The law change will only apply to contract employees working in the film production industry and make clear that they cannot also have employee status – the issue at the heart of the dispute that saw Warners threaten to take the world’s largest current feature film project elsewhere.
However, the industrial dispute also created the opportunity for Warners to argue for further subsidies than those already on offer because of the dramatic impact of the rising kiwi dollar on the economics of the project.
Translating to NZ$20 million, the additional subsidy for the two films appears roughly to correlate with the exchange rate impact on the value of subsidies available through the New Zealand Film Commission’s Large Budget Screen Production Grant Scheme.
However, the additional support is being dressed as an extension to the range of expenses that can be claimed under the New Zealand subsidy scheme, to match conditions applying in other countries, details of which Key declined to discuss owing to “commercial confidentiality.”

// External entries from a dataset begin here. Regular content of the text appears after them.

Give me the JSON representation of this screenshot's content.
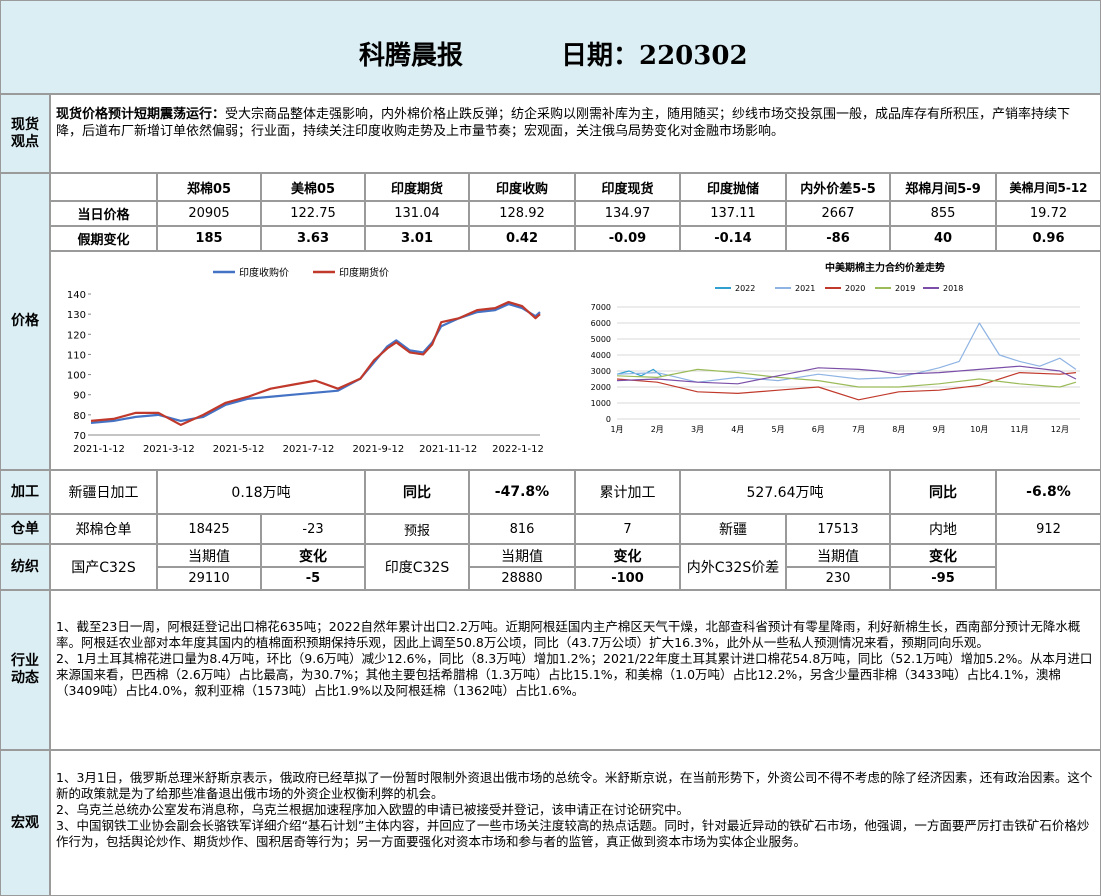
{
  "header": {
    "title": "科腾晨报",
    "date_label": "日期：220302"
  },
  "spot": {
    "label": "现货观点",
    "headline": "现货价格预计短期震荡运行：",
    "body": "受大宗商品整体走强影响，内外棉价格止跌反弹；纺企采购以刚需补库为主，随用随买；纱线市场交投氛围一般，成品库存有所积压，产销率持续下降，后道布厂新增订单依然偏弱；行业面，持续关注印度收购走势及上市量节奏；宏观面，关注俄乌局势变化对金融市场影响。"
  },
  "price": {
    "label": "价格",
    "columns": [
      "郑棉05",
      "美棉05",
      "印度期货",
      "印度收购",
      "印度现货",
      "印度抛储",
      "内外价差5-5",
      "郑棉月间5-9",
      "美棉月间5-12"
    ],
    "row1_label": "当日价格",
    "row1": [
      "20905",
      "122.75",
      "131.04",
      "128.92",
      "134.97",
      "137.11",
      "2667",
      "855",
      "19.72"
    ],
    "row2_label": "假期变化",
    "row2": [
      "185",
      "3.63",
      "3.01",
      "0.42",
      "-0.09",
      "-0.14",
      "-86",
      "40",
      "0.96"
    ]
  },
  "chart_data": [
    {
      "type": "line",
      "title": "",
      "legend": [
        "印度收购价",
        "印度期货价"
      ],
      "legend_position": "top",
      "colors": [
        "#4472c4",
        "#c0392b"
      ],
      "ylim": [
        70,
        140
      ],
      "yticks": [
        70,
        80,
        90,
        100,
        110,
        120,
        130,
        140
      ],
      "xticks": [
        "2021-1-12",
        "2021-3-12",
        "2021-5-12",
        "2021-7-12",
        "2021-9-12",
        "2021-11-12",
        "2022-1-12"
      ],
      "x_index_range": [
        0,
        100
      ],
      "series": [
        {
          "name": "印度收购价",
          "x": [
            0,
            5,
            10,
            15,
            20,
            25,
            30,
            35,
            40,
            45,
            50,
            55,
            60,
            63,
            66,
            68,
            71,
            74,
            76,
            78,
            82,
            86,
            90,
            93,
            96,
            99,
            100
          ],
          "y": [
            76,
            77,
            79,
            80,
            77,
            79,
            85,
            88,
            89,
            90,
            91,
            92,
            98,
            106,
            114,
            117,
            112,
            111,
            116,
            124,
            128,
            131,
            132,
            135,
            133,
            129,
            131
          ]
        },
        {
          "name": "印度期货价",
          "x": [
            0,
            5,
            10,
            15,
            20,
            25,
            30,
            35,
            40,
            45,
            50,
            55,
            60,
            63,
            66,
            68,
            71,
            74,
            76,
            78,
            82,
            86,
            90,
            93,
            96,
            99,
            100
          ],
          "y": [
            77,
            78,
            81,
            81,
            75,
            80,
            86,
            89,
            93,
            95,
            97,
            93,
            98,
            107,
            113,
            116,
            111,
            110,
            115,
            126,
            128,
            132,
            133,
            136,
            134,
            128,
            130
          ]
        }
      ]
    },
    {
      "type": "line",
      "title": "中美期棉主力合约价差走势",
      "legend": [
        "2022",
        "2021",
        "2020",
        "2019",
        "2018"
      ],
      "legend_position": "top",
      "colors": [
        "#31a0d0",
        "#8fb4e3",
        "#c0392b",
        "#9bbb59",
        "#7b4fa8"
      ],
      "ylim": [
        0,
        7000
      ],
      "yticks": [
        0,
        1000,
        2000,
        3000,
        4000,
        5000,
        6000,
        7000
      ],
      "xticks": [
        "1月",
        "2月",
        "3月",
        "4月",
        "5月",
        "6月",
        "7月",
        "8月",
        "9月",
        "10月",
        "11月",
        "12月"
      ],
      "series": [
        {
          "name": "2022",
          "x": [
            1,
            1.3,
            1.6,
            1.9,
            2.1
          ],
          "y": [
            2800,
            3000,
            2700,
            3100,
            2700
          ]
        },
        {
          "name": "2021",
          "x": [
            1,
            2,
            3,
            4,
            5,
            6,
            7,
            8,
            9,
            9.5,
            10,
            10.5,
            11,
            11.5,
            12,
            12.4
          ],
          "y": [
            2800,
            2900,
            2300,
            2600,
            2400,
            2800,
            2500,
            2600,
            3200,
            3600,
            6000,
            4000,
            3600,
            3300,
            3800,
            3100
          ]
        },
        {
          "name": "2020",
          "x": [
            1,
            2,
            3,
            4,
            5,
            6,
            7,
            8,
            9,
            10,
            11,
            12,
            12.4
          ],
          "y": [
            2500,
            2300,
            1700,
            1600,
            1800,
            2000,
            1200,
            1700,
            1800,
            2100,
            2900,
            2800,
            2900
          ]
        },
        {
          "name": "2019",
          "x": [
            1,
            2,
            3,
            4,
            5,
            6,
            7,
            8,
            9,
            10,
            11,
            12,
            12.4
          ],
          "y": [
            2700,
            2600,
            3100,
            2900,
            2600,
            2400,
            2000,
            2000,
            2200,
            2500,
            2200,
            2000,
            2300
          ]
        },
        {
          "name": "2018",
          "x": [
            1,
            2,
            3,
            4,
            5,
            6,
            7,
            7.5,
            8,
            9,
            10,
            11,
            12,
            12.4
          ],
          "y": [
            2400,
            2500,
            2300,
            2200,
            2700,
            3200,
            3100,
            3000,
            2800,
            2900,
            3100,
            3300,
            3000,
            2500
          ]
        }
      ]
    }
  ],
  "processing": {
    "label": "加工",
    "xj_label": "新疆日加工",
    "xj_value": "0.18万吨",
    "yoy_label": "同比",
    "yoy_value": "-47.8%",
    "cum_label": "累计加工",
    "cum_value": "527.64万吨",
    "yoy2_label": "同比",
    "yoy2_value": "-6.8%"
  },
  "warehouse": {
    "label": "仓单",
    "c1": "郑棉仓单",
    "c2": "18425",
    "c3": "-23",
    "c4": "预报",
    "c5": "816",
    "c6": "7",
    "c7": "新疆",
    "c8": "17513",
    "c9": "内地",
    "c10": "912"
  },
  "textile": {
    "label": "纺织",
    "domestic_label": "国产C32S",
    "current_label": "当期值",
    "change_label": "变化",
    "domestic_value": "29110",
    "domestic_change": "-5",
    "india_label": "印度C32S",
    "india_value": "28880",
    "india_change": "-100",
    "spread_label": "内外C32S价差",
    "spread_value": "230",
    "spread_change": "-95"
  },
  "industry": {
    "label": "行业动态",
    "p1": "1、截至23日一周，阿根廷登记出口棉花635吨；2022自然年累计出口2.2万吨。近期阿根廷国内主产棉区天气干燥，北部查科省预计有零星降雨，利好新棉生长，西南部分预计无降水概率。阿根廷农业部对本年度其国内的植棉面积预期保持乐观，因此上调至50.8万公顷，同比（43.7万公顷）扩大16.3%，此外从一些私人预测情况来看，预期同向乐观。",
    "p2": "2、1月土耳其棉花进口量为8.4万吨，环比（9.6万吨）减少12.6%，同比（8.3万吨）增加1.2%；2021/22年度土耳其累计进口棉花54.8万吨，同比（52.1万吨）增加5.2%。从本月进口来源国来看，巴西棉（2.6万吨）占比最高，为30.7%；其他主要包括希腊棉（1.3万吨）占比15.1%，和美棉（1.0万吨）占比12.2%，另含少量西非棉（3433吨）占比4.1%，澳棉（3409吨）占比4.0%，叙利亚棉（1573吨）占比1.9%以及阿根廷棉（1362吨）占比1.6%。"
  },
  "macro": {
    "label": "宏观",
    "p1": "1、3月1日，俄罗斯总理米舒斯京表示，俄政府已经草拟了一份暂时限制外资退出俄市场的总统令。米舒斯京说，在当前形势下，外资公司不得不考虑的除了经济因素，还有政治因素。这个新的政策就是为了给那些准备退出俄市场的外资企业权衡利弊的机会。",
    "p2": "2、乌克兰总统办公室发布消息称，乌克兰根据加速程序加入欧盟的申请已被接受并登记，该申请正在讨论研究中。",
    "p3": "3、中国钢铁工业协会副会长骆铁军详细介绍“基石计划”主体内容，并回应了一些市场关注度较高的热点话题。同时，针对最近异动的铁矿石市场，他强调，一方面要严厉打击铁矿石价格炒作行为，包括舆论炒作、期货炒作、囤积居奇等行为；另一方面要强化对资本市场和参与者的监管，真正做到资本市场为实体企业服务。"
  }
}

“They may still have come and asked for more money because of the exchange rate,” said Key, although the project was “green-lit” in Hollywood in recent weeks at around current exchange rates and without reference to requiring further monetary assistance in New Zealand.
The green-lighting was announced just as the film’s producer, Sir Peter Jackson, began attacking as an Australian union-inspired plan the attempt by actors unions to dictate employment terms through an international ban on signing for the film.

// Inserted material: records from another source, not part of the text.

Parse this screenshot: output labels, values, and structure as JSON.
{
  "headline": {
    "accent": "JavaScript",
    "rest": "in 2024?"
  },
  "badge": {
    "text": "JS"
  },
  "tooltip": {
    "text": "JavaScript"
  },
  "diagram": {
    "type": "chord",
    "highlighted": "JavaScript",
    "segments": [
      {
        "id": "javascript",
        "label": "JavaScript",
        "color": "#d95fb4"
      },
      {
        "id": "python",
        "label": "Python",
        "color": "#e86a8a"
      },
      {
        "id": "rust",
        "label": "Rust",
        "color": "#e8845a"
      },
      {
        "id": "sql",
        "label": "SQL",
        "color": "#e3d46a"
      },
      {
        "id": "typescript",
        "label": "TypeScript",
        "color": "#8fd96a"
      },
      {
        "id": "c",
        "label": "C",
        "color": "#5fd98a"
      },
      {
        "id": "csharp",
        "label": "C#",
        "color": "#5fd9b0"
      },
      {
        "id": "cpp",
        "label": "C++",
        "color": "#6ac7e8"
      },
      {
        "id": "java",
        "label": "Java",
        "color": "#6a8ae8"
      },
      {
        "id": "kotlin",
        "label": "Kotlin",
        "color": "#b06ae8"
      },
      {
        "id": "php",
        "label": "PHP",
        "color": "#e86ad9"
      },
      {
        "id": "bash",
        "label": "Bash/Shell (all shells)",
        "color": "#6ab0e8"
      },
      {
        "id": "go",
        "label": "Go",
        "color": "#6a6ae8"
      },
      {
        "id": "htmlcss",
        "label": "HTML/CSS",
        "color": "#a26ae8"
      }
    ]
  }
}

The row has seriously damaged trans-Tasman trade union relations, with the New Zealand Council of Trade Unions livid at the unilateral conduct of the Australian Media, Entertainment and Arts Alliance union, of which the New Zealand actors’ union is a branch.

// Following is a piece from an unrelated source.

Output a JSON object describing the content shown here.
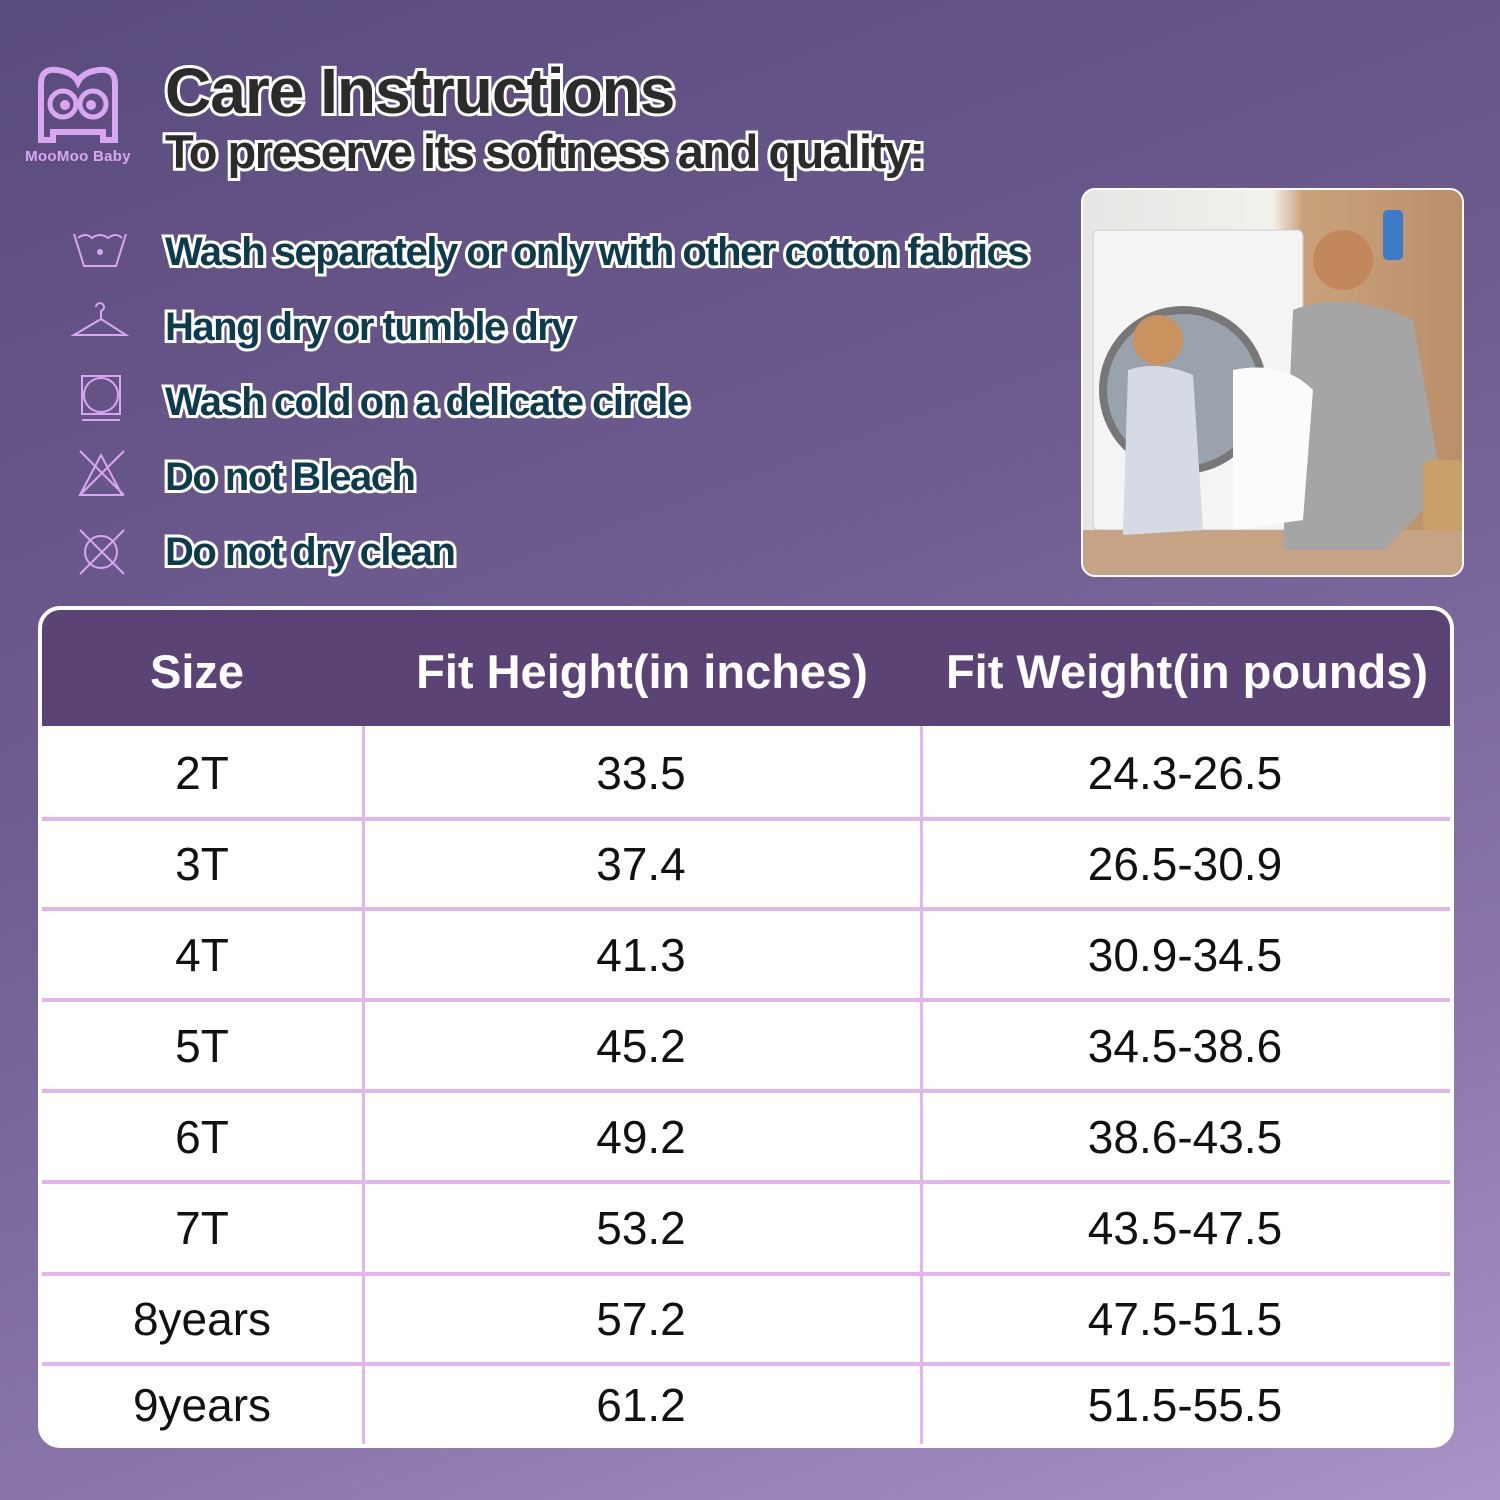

Key effectively conceded Warners had been able to wring additional taxpayer support for The Hobbit because of the industrial relations disruption, which would have seen the film moved to another country.
“If it hadn’t been for that, they would have pulled the trigger on these movies” (to be shot in New Zealand), said Key.
While the 15% subsidy was never available on the whole US$500 million total budget, it is understood to have been worth between $50 million and $60 million to the project’s bottom line, which Key said was initially budgeted when the kiwi dollar was much weaker, at around NZ$1 = US 50 cents.
Subsequent weakness in the American currency has moved that to around $NZ1 = US75 cents.
Key stressed that other countries had made much larger value offers to lure the films away, and the government had not been willing to write any cheque to keep The Hobbit in New Zealand.
“The government and Warner Bros have agreed to work together in a long term strategic partnership to promote New Zealand as both a film production and tourism destination.
“There is only a guarantee for these two films, but we have delivered an environment that is conducive.”
Key justified both the law change and the additional funding by saying the films would have moved elsewhere without those concessions, nutted out in private sessions between the Warner executives and a four-strong team of senior Ministers: Key, Gerry Brownlee, Steven Joyce, and Arts and Culture Minister Chris Finlayson.